Tinggalkan lagu dan nyanyian ini, juga pembicaraan mengenai penyucian diri (tasbih). Kepada siapa kau tujukan pemujaan dalam sudut sepi dan gelap di kuil ini dengan semua pintu tertutup? Buka matamu dan lihat Tuhan-mu tidak ada di hadapanmu.

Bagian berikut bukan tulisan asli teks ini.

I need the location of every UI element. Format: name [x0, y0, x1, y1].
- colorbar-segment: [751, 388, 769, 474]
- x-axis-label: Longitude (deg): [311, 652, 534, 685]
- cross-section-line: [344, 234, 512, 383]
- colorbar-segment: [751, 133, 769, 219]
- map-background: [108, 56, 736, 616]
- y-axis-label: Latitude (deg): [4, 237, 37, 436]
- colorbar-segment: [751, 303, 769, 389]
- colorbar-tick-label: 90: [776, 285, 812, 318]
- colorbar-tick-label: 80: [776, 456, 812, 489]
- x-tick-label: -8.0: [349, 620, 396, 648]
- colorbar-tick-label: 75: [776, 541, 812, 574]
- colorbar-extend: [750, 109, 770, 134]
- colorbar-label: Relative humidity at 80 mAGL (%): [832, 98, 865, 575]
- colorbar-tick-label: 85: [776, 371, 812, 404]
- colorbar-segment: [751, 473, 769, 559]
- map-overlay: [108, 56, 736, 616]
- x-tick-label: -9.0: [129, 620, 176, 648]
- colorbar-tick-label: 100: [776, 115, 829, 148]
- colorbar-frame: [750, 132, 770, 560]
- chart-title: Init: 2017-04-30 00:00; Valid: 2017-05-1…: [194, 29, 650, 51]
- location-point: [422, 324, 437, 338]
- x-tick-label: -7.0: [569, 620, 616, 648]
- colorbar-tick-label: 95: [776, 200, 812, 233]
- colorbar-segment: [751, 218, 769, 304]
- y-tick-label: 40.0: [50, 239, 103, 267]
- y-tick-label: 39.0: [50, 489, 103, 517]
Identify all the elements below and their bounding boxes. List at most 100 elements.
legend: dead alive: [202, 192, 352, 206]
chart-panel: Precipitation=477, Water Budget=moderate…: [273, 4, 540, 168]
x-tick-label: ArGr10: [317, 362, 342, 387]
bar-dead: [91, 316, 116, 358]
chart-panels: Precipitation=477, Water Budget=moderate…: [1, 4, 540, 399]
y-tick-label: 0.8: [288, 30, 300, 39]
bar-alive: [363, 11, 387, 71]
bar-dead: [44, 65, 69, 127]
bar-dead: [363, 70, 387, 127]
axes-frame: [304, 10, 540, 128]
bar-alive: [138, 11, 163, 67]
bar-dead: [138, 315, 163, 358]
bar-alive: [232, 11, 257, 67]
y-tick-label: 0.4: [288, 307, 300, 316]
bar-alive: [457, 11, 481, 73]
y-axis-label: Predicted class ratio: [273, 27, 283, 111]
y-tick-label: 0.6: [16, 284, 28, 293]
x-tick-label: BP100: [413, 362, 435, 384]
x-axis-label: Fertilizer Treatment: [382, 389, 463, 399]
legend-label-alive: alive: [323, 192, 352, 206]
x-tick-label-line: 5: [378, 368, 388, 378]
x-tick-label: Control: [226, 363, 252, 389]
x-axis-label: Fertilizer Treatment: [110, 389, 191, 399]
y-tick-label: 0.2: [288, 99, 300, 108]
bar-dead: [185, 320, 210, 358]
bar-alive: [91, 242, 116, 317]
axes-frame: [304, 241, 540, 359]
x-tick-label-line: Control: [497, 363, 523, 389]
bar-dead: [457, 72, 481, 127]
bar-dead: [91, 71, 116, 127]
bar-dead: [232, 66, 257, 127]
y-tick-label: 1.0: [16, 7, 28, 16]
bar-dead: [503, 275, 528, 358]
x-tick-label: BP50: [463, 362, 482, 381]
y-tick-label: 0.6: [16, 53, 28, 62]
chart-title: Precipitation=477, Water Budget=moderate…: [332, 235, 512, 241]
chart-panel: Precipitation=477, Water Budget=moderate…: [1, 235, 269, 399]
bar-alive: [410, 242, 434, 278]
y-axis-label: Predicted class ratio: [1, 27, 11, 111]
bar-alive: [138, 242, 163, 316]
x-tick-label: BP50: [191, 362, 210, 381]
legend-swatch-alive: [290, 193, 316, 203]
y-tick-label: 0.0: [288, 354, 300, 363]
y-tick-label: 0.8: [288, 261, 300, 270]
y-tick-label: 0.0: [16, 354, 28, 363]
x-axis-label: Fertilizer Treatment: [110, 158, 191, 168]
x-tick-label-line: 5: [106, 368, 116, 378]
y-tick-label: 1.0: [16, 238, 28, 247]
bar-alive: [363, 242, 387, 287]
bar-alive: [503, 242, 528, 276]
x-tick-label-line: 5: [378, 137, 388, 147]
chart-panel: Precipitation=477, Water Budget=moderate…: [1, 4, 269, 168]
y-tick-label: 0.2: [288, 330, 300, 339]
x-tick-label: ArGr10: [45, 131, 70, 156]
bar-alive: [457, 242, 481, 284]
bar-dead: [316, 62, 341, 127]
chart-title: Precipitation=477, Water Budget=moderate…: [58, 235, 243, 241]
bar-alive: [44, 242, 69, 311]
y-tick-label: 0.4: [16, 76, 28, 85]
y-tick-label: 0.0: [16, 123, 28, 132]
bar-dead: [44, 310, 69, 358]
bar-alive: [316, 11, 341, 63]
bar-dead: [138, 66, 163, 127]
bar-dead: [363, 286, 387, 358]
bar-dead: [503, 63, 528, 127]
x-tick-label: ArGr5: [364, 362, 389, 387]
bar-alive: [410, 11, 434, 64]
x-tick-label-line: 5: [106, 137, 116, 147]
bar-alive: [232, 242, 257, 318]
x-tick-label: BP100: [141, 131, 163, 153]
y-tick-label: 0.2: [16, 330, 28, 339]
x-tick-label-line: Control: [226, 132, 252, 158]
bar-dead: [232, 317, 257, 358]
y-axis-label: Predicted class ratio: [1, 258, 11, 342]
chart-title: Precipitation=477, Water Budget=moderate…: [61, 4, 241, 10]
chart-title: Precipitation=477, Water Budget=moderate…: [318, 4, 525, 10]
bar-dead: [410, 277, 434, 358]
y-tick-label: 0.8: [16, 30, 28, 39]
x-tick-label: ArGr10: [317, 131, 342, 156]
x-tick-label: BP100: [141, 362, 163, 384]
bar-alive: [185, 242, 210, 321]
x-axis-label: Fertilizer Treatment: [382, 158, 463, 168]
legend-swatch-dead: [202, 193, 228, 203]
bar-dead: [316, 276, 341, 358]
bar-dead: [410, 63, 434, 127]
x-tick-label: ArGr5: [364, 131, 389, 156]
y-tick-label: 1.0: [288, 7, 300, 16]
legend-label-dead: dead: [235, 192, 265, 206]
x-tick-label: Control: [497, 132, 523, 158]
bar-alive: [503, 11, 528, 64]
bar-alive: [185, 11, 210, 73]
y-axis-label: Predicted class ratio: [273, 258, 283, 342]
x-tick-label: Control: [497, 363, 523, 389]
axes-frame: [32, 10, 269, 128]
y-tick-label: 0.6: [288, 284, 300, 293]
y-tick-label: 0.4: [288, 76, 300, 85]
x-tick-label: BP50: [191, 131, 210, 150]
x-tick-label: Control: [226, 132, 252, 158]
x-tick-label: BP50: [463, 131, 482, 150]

Dia ada di sana. Di tempat para peladang yang membajak tanah yang keras, dan di tempat para pembuat jalan setapak yang memecah batu-batu. Dia bersama mereka dalam panas dan hujan, dengan pakain yang berlumur debu. Lepaskan jubah sucimu sebagaimana mereka yang didekati-Nya, dan bergumullah dalam tanah berdebu!
Pembebasan?
Di mana arti kata pembebasan ini bisa ditemukan? Tuan kita sendiri dengan penuh keriangan menalikan pada diri-Nya ikatan penciptaan; Dia terikat dengan kita semua selamanya.
Keluar dari meditasimu dan singkirkan bunga-bunga dan dupamu! Apa ruginya jika pakaianmu menjadi compang-camping dan kotor? Temui Dia dan berdiri di sebelah-Nya dalam kerja keras dan dalam keringat di keningmu.
Silakan sandingkan dengan frasa yang ditulis oleh Ki Ageng, yang mendedahkan hakikat dengan bahasa “rakyat jelata” berikut ini:
Maka apabila rasa sial dianggap sebagai sifat, anggapan itu benar. Walaupun penjabarannya masih bisa keliru, sehingga orang mencari Yang Kuasa dan melakukan hal yang aneh-aneh yang tak enak rasanya. Kekeliruan itu disebabkan tidak jelasnya rasa berkuasa. Padahal kuasa adalah rasa tidak butuh.
Jadi bila kita mengerti bahwa sifat manusia itu sial karena butuh, lalu tidak mencari kuasa. Dengan sendirinya kita lalu berkuasa karena tidak butuh kuasa. Kemudian kita dapat menertawai kesialan kita sendiri. Demikian itu menyembah yang benar.
Dengan sedikit polesan verbal, frasa Ki Ageng saya tulis:
Maka, apabila inferiority yang melahirkan rasa tidak beruntung dianggap sebagai sifat, anggapan itu bisa dibenarkan. Walaupun penjabarannya masih bisa salah, sehingga manusia dalam mencari Yang Kuasa tidak perlu melakukan hal yang aneh-aneh, yang tidak membawa ketenteraman dan membahagiakan. Kesalahkaprahan itu disebabkan tidak jelasnya—apa yang disebut oleh Nietsche sebagai kehendak bebas (free will) atau dalam bahasa Ki Ageng—rasa berkuasa. Padahal kuasa adalah rasa tidak butuh terhadap apapun dan siapapun.
Jadi, bila kita telah memahami bahwa subyektivitas manusia yang berkecenderungan merasa sial (tidak beruntung) itu terjadi karena rasa butuhnya, maka kitapun tidak lagi perlu mencari kuasa. Dengan sendirinya, kita otomatis menjadi berkuasa karena tidak lagi membutuhkan kuasa yang berada di luar diri kita. Kemudian, kita pun dengan mudah menertawai kesialan (ketidak-beruntungan) kita sendiri. Demikian itulah bentuk penyembahan yang benar.
Dengan gaya bahasanya yang khas, Ki Ageng Suryomentaram menutup pembahasan Menyembah Yang Kuasa dengan kalimat seperti ini:
Rasa kuasa ialah rasa enak, maka wejangan tersebut membikin orang merasa enak. Apabila orang menanggapi wejangan dengan tepat, ia merasa berkuasa, enak, yakni hasil wejangan yang semestinya.